Coleridge-Taylor Perkinson, as Payton explained, bridged a lot of genres. He played in Max Roach’s jazz group and later arranged for Marvin Gaye. His String Quartet No. 1, “Calvary, ” contained “A lot of notes we’re not expected to play,” Payton grinned,, “Very jazzy harmonies!” He wasn’t kidding. Steady, rapidly strolling bluesiness quickly receded for more chromatic, brooding passages, like Bartok at his most unadorned. From there the ensemble followed a counterintuitive downward arc, from shivery counterpoint, a tease of a big swell and then crepuscular, flickering pianissimo textures that gently filtered away. The final movement, with its wickedly catchy cello lines, delivered a triumphant, anthemic payoff.

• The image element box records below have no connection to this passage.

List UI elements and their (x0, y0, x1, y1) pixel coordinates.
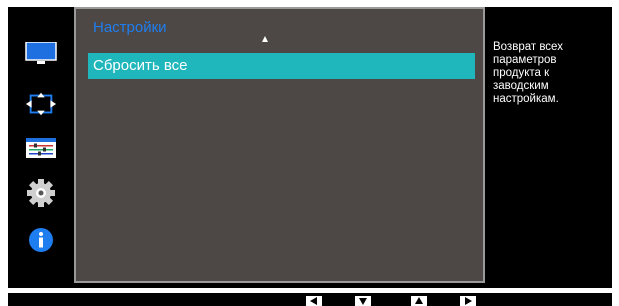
down-button[interactable] (355, 296, 371, 306)
arrow-up-icon (415, 297, 423, 304)
help-text: Возврат всех параметров продукта к завод… (493, 41, 563, 105)
arrow-down-icon (359, 298, 367, 305)
up-button[interactable] (411, 296, 427, 306)
menu-title: Настройки (93, 19, 167, 36)
gear-icon[interactable] (25, 179, 57, 207)
right-button[interactable] (460, 296, 476, 306)
monitor-icon[interactable] (25, 41, 57, 67)
size-position-icon[interactable] (25, 91, 57, 117)
menu-item-reset-all[interactable]: Сбросить все (88, 53, 475, 79)
arrow-left-icon (310, 297, 317, 305)
settings-sliders-icon[interactable] (25, 135, 57, 161)
arrow-right-icon (465, 297, 472, 305)
menu-panel: Настройки Сбросить все (74, 7, 485, 283)
left-button[interactable] (306, 296, 322, 306)
scroll-up-icon (262, 36, 268, 42)
sidebar (8, 7, 74, 288)
navigation-bar (8, 293, 612, 306)
info-icon[interactable] (25, 227, 57, 253)
osd-window: Настройки Сбросить все Возврат всех пара… (8, 7, 612, 288)
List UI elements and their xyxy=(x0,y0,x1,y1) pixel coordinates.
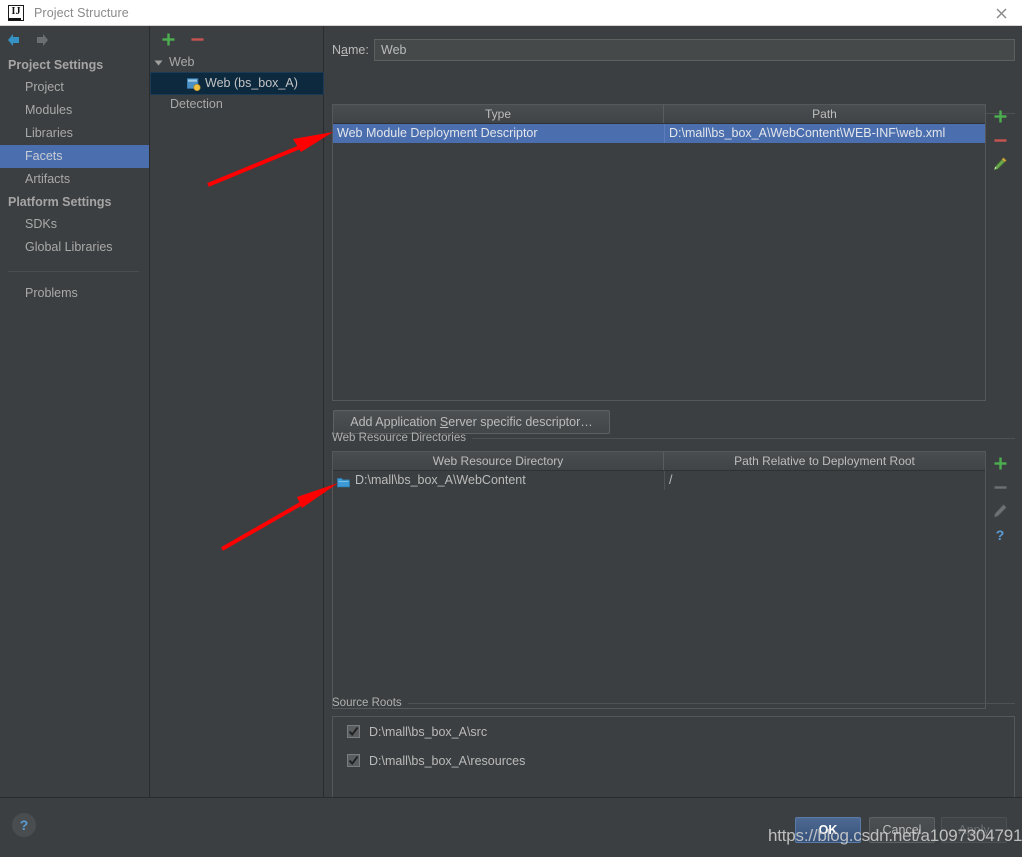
edit-descriptor-icon-button[interactable] xyxy=(988,152,1012,176)
source-root-label: D:\mall\bs_box_A\resources xyxy=(369,753,526,768)
sidebar-group-project-settings: Project Settings xyxy=(8,58,104,72)
intellij-idea-icon: IJ xyxy=(8,4,24,21)
sidebar-item-problems[interactable]: Problems xyxy=(0,282,149,305)
tree-node-web-facet[interactable]: Web (bs_box_A) xyxy=(150,72,324,95)
sidebar-divider xyxy=(8,271,139,272)
sidebar-item-sdks[interactable]: SDKs xyxy=(0,213,149,236)
remove-descriptor-icon-button[interactable] xyxy=(988,128,1012,152)
column-header-web-resource-directory[interactable]: Web Resource Directory xyxy=(333,452,664,470)
ok-button[interactable]: OK xyxy=(795,817,861,843)
apply-button: Apply xyxy=(941,817,1007,843)
source-root-item[interactable]: D:\mall\bs_box_A\resources xyxy=(333,746,1014,775)
sidebar-item-project[interactable]: Project xyxy=(0,76,149,99)
cell-text: D:\mall\bs_box_A\WebContent xyxy=(355,473,526,487)
arrow-left-icon[interactable] xyxy=(5,31,23,49)
facet-name-row: Name: xyxy=(332,39,1015,61)
cell-relative-path: / xyxy=(664,471,985,490)
question-help-icon[interactable]: ? xyxy=(12,813,36,837)
group-rule xyxy=(472,437,1015,439)
title-bar: IJ Project Structure xyxy=(0,0,1022,26)
window-title: Project Structure xyxy=(34,5,129,20)
sidebar-item-facets[interactable]: Facets xyxy=(0,145,149,168)
source-roots-list: D:\mall\bs_box_A\src D:\mall\bs_box_A\re… xyxy=(332,716,1015,798)
remove-web-resource-icon-button xyxy=(988,475,1012,499)
table-row[interactable]: D:\mall\bs_box_A\WebContent / xyxy=(333,471,985,490)
column-header-path-relative[interactable]: Path Relative to Deployment Root xyxy=(664,452,985,470)
arrow-right-icon xyxy=(37,34,48,46)
tree-node-label: Web xyxy=(169,55,195,69)
web-resource-directories-table[interactable]: Web Resource Directory Path Relative to … xyxy=(332,451,986,709)
source-root-checkbox[interactable] xyxy=(347,754,360,767)
sidebar-item-global-libraries[interactable]: Global Libraries xyxy=(0,236,149,259)
sidebar-group-platform-settings: Platform Settings xyxy=(8,195,112,209)
cancel-button[interactable]: Cancel xyxy=(869,817,935,843)
facets-tree-toolbar xyxy=(151,26,323,52)
column-header-type[interactable]: Type xyxy=(333,105,664,123)
svg-text:?: ? xyxy=(996,527,1005,543)
pencil-edit-icon xyxy=(993,157,1007,171)
source-root-checkbox[interactable] xyxy=(347,725,360,738)
sidebar-item-artifacts[interactable]: Artifacts xyxy=(0,168,149,191)
cell-type: Web Module Deployment Descriptor xyxy=(337,126,538,140)
project-structure-dialog: IJ Project Structure Project Settings Pr… xyxy=(0,0,1022,857)
chevron-down-icon xyxy=(154,60,163,65)
minus-icon xyxy=(994,485,1006,489)
web-resource-help-icon-button[interactable]: ? xyxy=(988,523,1012,547)
column-header-path[interactable]: Path xyxy=(664,105,985,123)
sidebar-item-libraries[interactable]: Libraries xyxy=(0,122,149,145)
sidebar-item-modules[interactable]: Modules xyxy=(0,99,149,122)
add-web-resource-icon-button[interactable] xyxy=(988,451,1012,475)
cell-web-resource-directory: D:\mall\bs_box_A\WebContent xyxy=(333,471,664,490)
minus-icon xyxy=(994,138,1006,142)
tree-node-label: Detection xyxy=(170,97,223,111)
add-application-server-descriptor-button[interactable]: Add Application Server specific descript… xyxy=(333,410,610,434)
table-header: Web Resource Directory Path Relative to … xyxy=(333,452,985,471)
minus-icon[interactable] xyxy=(190,32,205,47)
sidebar-navigation xyxy=(0,26,149,54)
table-body: Web Module Deployment Descriptor D:\mall… xyxy=(333,124,985,143)
settings-sidebar: Project Settings Project Modules Librari… xyxy=(0,26,150,797)
add-descriptor-icon-button[interactable] xyxy=(988,104,1012,128)
web-facet-icon xyxy=(186,77,201,92)
plus-icon[interactable] xyxy=(161,32,176,47)
table-row[interactable]: Web Module Deployment Descriptor D:\mall… xyxy=(333,124,985,143)
facet-name-input[interactable] xyxy=(374,39,1015,61)
web-resource-directories-group-title: Web Resource Directories xyxy=(332,432,1015,444)
close-glyph xyxy=(996,8,1006,18)
facet-name-label: Name: xyxy=(332,43,369,57)
deployment-descriptors-table[interactable]: Type Path Web Module Deployment Descript… xyxy=(332,104,986,401)
edit-web-resource-icon-button xyxy=(988,499,1012,523)
tree-node-web-group[interactable]: Web xyxy=(151,52,323,73)
source-root-item[interactable]: D:\mall\bs_box_A\src xyxy=(333,717,1014,746)
facet-editor-panel: Name: Deployment Descriptors Type Path W… xyxy=(325,26,1022,798)
facets-tree-panel: Web Web (bs_box_A) Detection xyxy=(150,26,324,797)
cell-path: D:\mall\bs_box_A\WebContent\WEB-INF\web.… xyxy=(664,124,985,143)
group-rule xyxy=(407,702,1015,704)
table-header: Type Path xyxy=(333,105,985,124)
source-roots-group-title: Source Roots xyxy=(332,697,1015,709)
folder-icon xyxy=(337,475,350,488)
web-resource-directories-toolbar: ? xyxy=(988,451,1012,547)
table-body: D:\mall\bs_box_A\WebContent / xyxy=(333,471,985,490)
close-icon[interactable] xyxy=(980,0,1022,26)
plus-icon xyxy=(994,110,1006,122)
plus-icon xyxy=(994,457,1006,469)
source-root-label: D:\mall\bs_box_A\src xyxy=(369,724,488,739)
pencil-edit-icon xyxy=(993,504,1007,518)
deployment-descriptors-toolbar xyxy=(988,104,1012,176)
tree-node-detection[interactable]: Detection xyxy=(151,94,323,115)
question-help-icon: ? xyxy=(996,527,1005,543)
tree-node-label: Web (bs_box_A) xyxy=(205,76,298,90)
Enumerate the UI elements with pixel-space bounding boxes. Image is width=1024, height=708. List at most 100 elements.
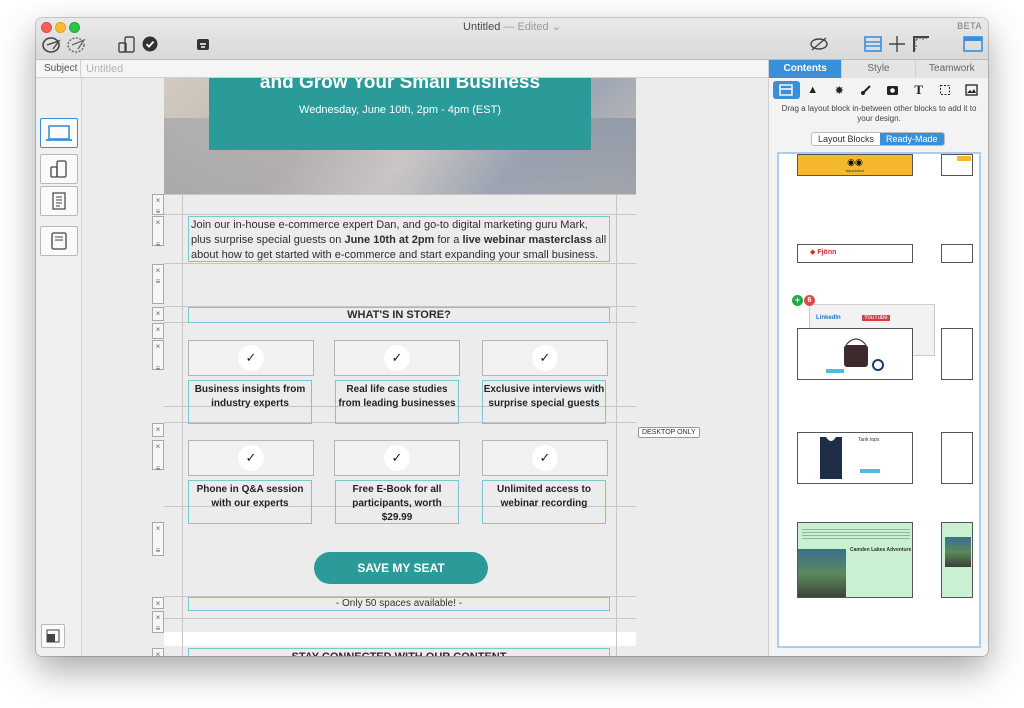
check-icon: ✓ xyxy=(532,445,558,471)
hide-icon[interactable] xyxy=(808,34,830,54)
layout-block-icon[interactable] xyxy=(773,81,800,99)
feature-check-cell[interactable]: ✓ xyxy=(482,440,608,476)
thumb-fjonn[interactable]: ◆ Fjönn xyxy=(797,244,913,263)
hero-banner: and Grow Your Small Business Wednesday, … xyxy=(209,78,591,150)
linkedin-label: LinkedIn xyxy=(816,315,841,321)
layout-icon[interactable] xyxy=(862,34,884,54)
fjonn-logo: ◆ Fjönn xyxy=(810,249,837,256)
brush-icon[interactable] xyxy=(853,81,880,99)
thumb-adventure[interactable]: Camden Lakes Adventure xyxy=(797,522,913,598)
design-canvas[interactable]: and Grow Your Small Business Wednesday, … xyxy=(82,78,768,656)
feature-text[interactable]: Exclusive interviews with surprise speci… xyxy=(482,380,606,424)
row-handle[interactable]: × ≡ xyxy=(152,216,164,249)
row-handle[interactable]: × ≡ xyxy=(152,611,164,633)
subject-input[interactable] xyxy=(86,62,746,76)
mobile-view-button[interactable] xyxy=(40,154,78,184)
tab-teamwork[interactable]: Teamwork xyxy=(915,60,988,78)
row-handle[interactable]: × xyxy=(152,648,164,656)
tripadvisor-label: tripadvisor xyxy=(845,168,865,173)
email-body: and Grow Your Small Business Wednesday, … xyxy=(164,78,636,656)
intro-webinar-bold: live webinar masterclass xyxy=(462,234,593,246)
selection-icon[interactable] xyxy=(932,81,959,99)
row-handle[interactable]: × xyxy=(152,307,164,321)
subject-label: Subject xyxy=(44,63,78,74)
panel-tabs: Contents Style Teamwork xyxy=(769,60,988,78)
edited-indicator: — Edited xyxy=(503,21,549,33)
ready-made-button[interactable]: Ready-Made xyxy=(880,133,944,145)
mobile-send-icon[interactable] xyxy=(116,34,138,54)
landscape-photo xyxy=(945,537,971,567)
feature-text[interactable]: Business insights from industry experts xyxy=(188,380,312,424)
connected-heading[interactable]: STAY CONNECTED WITH OUR CONTENT xyxy=(188,648,610,656)
preview-icon[interactable] xyxy=(40,34,64,54)
feature-text[interactable]: Phone in Q&A session with our experts xyxy=(188,480,312,524)
text-icon[interactable]: T xyxy=(906,81,933,99)
thumb-adventure-mobile[interactable] xyxy=(941,522,973,598)
desktop-view-button[interactable] xyxy=(40,118,78,148)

Trevor Weston’s Juba for String Quartet, the newest piece on the bill, seemed to be a study in how far from the blues a series of variations can go. In this group’s hands, that meant pretty far, and involving some extended technique, but also not so far that the center was lost. Terse, spare riffs were spun through a kaleidoscope and then back, through numerous dynamic shifts and ghostly harmonics.

William Grant Still’s first symphony, Payton explained, was in its time the most-played orchestral work by an American composer. His three-movement Lyric Quartette (Musical Portraits of Three Friends), from 1960, was the final piece on the bill. The composer’s eclecticism was front and center here, more than alluding to Romany swing after a fondly Romantic song without words to open the triptych, later finding common ground between Indian carnatic music and the blues. Quasi-microtonal flickers added depth to the incisively minor-key, jubilantly emphatic conclusion and its coyly Beethoven-ish series of false endings.

The quartet encored with Price’s heartwarmingly familiar variations on Swing Low, Sweet Chariot. The organizers behind the music at Bryant Park seem to be determined to help this city get back to normal; their long-running series of solo shows on the park’s electric piano continues on several weekdays into next month. This string quartet return there on Sept 21 at 5:30 PM with a program including works by Samuel Barber and Nino Rota.